Over recent months, RBH has been working with tenants and employees to develop a new ownership and governance model for the future of council housing in Rochdale.
The vision is based on co-ownership, with tenants and employees as members, to build into the fabric of the organisation a sense of shared priorities and working together.
This concept emerged from the deliberations of an Investment and Involvement Commission set up by Rochdale Metropolitan Borough Council in 2009 to examine the future options for the Council’s housing stock. The final recommendation of the Commission was to transfer the housing stock, which is currently owned by the Council and managed by RBH as an arms-length management organisation, to a new mutual model co-owned by tenants and employees. It saw this as the best way to secure long-term financial sustainability and to give tenants and employees a stronger sense of ownership in providing high quality housing service for the future. The transfer is subject to the approval of the tenants in a ballot and final Council and Ministerial consent.

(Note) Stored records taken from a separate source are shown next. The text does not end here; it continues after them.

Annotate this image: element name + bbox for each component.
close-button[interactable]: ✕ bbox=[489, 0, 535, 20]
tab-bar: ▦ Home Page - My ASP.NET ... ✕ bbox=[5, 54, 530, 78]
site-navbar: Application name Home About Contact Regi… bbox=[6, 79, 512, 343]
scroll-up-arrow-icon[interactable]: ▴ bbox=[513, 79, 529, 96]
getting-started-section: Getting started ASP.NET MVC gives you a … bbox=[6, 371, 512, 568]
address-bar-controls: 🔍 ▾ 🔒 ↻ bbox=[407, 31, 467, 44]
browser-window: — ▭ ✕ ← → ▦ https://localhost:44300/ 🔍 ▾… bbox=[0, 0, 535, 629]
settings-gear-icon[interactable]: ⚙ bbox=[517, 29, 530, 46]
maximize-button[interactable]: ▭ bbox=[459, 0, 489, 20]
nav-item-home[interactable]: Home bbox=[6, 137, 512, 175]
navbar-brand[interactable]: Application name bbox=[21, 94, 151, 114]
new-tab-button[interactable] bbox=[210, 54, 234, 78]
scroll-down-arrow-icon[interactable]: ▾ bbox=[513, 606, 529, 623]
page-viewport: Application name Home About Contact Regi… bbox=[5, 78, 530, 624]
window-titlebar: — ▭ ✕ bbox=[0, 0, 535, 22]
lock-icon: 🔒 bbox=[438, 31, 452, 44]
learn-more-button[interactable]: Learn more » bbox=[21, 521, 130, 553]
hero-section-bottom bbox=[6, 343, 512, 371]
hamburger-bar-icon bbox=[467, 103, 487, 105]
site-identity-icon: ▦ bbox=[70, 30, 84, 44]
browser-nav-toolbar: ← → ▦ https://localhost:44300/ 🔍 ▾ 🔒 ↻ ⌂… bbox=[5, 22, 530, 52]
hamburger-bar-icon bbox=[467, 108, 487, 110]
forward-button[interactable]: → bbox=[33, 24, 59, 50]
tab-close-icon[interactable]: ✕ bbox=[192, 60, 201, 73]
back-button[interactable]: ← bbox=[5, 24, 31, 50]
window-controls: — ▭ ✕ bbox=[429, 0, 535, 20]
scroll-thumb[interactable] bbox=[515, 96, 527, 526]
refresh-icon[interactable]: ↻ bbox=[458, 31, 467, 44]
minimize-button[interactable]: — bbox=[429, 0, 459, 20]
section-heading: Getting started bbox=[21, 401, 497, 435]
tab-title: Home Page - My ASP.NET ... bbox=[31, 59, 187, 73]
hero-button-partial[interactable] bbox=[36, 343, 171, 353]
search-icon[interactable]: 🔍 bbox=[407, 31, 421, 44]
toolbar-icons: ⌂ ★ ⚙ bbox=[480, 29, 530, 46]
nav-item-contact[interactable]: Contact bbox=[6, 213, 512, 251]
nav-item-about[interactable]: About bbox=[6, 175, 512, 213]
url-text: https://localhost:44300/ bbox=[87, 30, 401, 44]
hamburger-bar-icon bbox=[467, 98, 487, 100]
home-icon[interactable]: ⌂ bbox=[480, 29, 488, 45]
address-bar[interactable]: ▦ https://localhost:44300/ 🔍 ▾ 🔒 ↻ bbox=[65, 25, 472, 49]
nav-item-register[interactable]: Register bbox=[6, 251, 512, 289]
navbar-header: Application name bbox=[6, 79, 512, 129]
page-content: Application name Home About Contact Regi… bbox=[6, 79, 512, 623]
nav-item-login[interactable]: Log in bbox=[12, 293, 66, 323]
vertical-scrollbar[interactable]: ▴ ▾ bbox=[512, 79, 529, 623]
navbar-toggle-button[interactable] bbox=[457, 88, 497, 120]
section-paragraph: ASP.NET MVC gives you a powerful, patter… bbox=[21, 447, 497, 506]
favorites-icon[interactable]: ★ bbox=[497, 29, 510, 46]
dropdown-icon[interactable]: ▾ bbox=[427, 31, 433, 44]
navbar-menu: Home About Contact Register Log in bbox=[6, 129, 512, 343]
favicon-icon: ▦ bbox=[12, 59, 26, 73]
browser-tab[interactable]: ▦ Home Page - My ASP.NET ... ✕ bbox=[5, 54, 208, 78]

This approach is put forward as a new form of public ownership. It is a community benefit society (industrial and provident society) with a legal commitment to public purpose, and retention of any surplus for the benefit of the community. Through democratic governance arrangements involving tenants, employees, the Council and other key local interests, those responsible for delivering services are directly accountable to those most affected by them.
This new co-operative or collaborative approach, which is consistent with the co-regulatory approach followed by the Tenant Services Authority, has the potential to break down binary or dualistic relationships, and to get people, bodies and agencies working together much more effectively for the benefit of the community. It also forms a new basis for collaborative working with the Council itself. It is a model which other ALMOs may be interested in exploring. For the reasons discussed below, it may also be a model which existing housing associations would like to explore.